Her roommate took a visible breath. “They say there was a group of students at the university about hundred years ago, a good few years after it was founded.”
“Okay,” Corvina encouraged when Jade hesitated.
“It’s all hearsay but this group of students… they’d go down the mountain to the village – that’s the town now – and take someone into the woods with them for ‘fun’,” Jade emphasized the word with finger quotes in the air.
“For real?” Erica exclaimed from her side, disbelief evident in her voice. “Why?”
Troy shrugged, picking out more grass. “Who the hell knows? It’s a story.”
“The story,” Jade picked up again, giving them a glance, “says they did terrible things to their hostage for a while before finishing in some kind of sacrificial orgy.

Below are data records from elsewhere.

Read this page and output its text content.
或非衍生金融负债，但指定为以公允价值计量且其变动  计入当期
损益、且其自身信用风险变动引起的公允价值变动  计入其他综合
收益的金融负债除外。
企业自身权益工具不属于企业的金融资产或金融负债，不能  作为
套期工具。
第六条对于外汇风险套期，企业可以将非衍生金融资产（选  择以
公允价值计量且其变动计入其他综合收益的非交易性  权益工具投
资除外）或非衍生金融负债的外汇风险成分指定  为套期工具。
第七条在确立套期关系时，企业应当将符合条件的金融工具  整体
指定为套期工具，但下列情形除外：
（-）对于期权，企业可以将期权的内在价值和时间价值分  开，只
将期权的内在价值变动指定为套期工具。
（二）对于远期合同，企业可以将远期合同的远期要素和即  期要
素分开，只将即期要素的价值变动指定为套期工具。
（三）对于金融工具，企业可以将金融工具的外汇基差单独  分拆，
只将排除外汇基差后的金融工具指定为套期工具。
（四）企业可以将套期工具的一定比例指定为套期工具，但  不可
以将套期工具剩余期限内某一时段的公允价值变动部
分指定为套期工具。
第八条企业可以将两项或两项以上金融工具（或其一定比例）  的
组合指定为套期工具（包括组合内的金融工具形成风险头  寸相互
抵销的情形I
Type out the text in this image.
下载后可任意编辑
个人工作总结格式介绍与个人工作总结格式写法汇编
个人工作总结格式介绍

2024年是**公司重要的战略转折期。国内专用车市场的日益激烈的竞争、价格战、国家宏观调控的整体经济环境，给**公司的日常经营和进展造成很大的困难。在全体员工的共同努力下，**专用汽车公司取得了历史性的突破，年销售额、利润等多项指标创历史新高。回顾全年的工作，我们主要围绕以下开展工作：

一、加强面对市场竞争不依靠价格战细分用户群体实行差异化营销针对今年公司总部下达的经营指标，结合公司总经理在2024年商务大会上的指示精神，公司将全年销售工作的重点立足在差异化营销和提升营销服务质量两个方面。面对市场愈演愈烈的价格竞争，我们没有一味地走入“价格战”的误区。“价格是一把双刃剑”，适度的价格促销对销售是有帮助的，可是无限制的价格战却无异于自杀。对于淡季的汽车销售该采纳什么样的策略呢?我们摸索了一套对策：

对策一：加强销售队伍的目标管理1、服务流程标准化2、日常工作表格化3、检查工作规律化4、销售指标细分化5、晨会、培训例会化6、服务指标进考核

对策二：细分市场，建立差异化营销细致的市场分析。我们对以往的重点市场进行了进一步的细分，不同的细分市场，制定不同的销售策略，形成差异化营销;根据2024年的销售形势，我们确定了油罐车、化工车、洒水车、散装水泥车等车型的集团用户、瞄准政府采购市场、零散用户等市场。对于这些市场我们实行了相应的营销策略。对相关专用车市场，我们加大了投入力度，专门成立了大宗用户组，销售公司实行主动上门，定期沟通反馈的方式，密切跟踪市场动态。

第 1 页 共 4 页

I don’t know the exact details or anything,” her voice trailed off.
“No one does,” Troy supplied, looking up at Corvina. “But it’s said that after a few times, people at the university found out what was going on and decided it was enough.”
Corvina listened with rapt attention, the light in the lawn shifting as a cloud passed over the sun, the tower behind them casting long, eerie shadows on the ground.
Jade looked at her with her solemn green eyes and swallowed. “A different, larger group of Verenmore students followed them into the woods one night and found them surrounded with the blood.”
“What happened then?” Corvina asked, invested in the tale.
“They lynched them.”
A chill stole over her.
The sensation of ants crawling over her skin returned tenfold. Corvina gripped her arms as a shudder wracked her frame.
“Jesus,” Jax muttered from his place, exchanging a look with Corvina. “That’s… something.”
“Yeah,” Troy threw the grass. “They’re said to haunt these lands, the woods, the castle, everything, still looking for their killers. It’s said that they still take a sacrifice on the night they were killed.”
“Don’t tell me,” Erica voiced her thoughts as Corvina felt her jaw slacken in realization.
Jade nodded, holding her own arms. “Yup. They were all murdered in the woods on the night of the Black Ball.”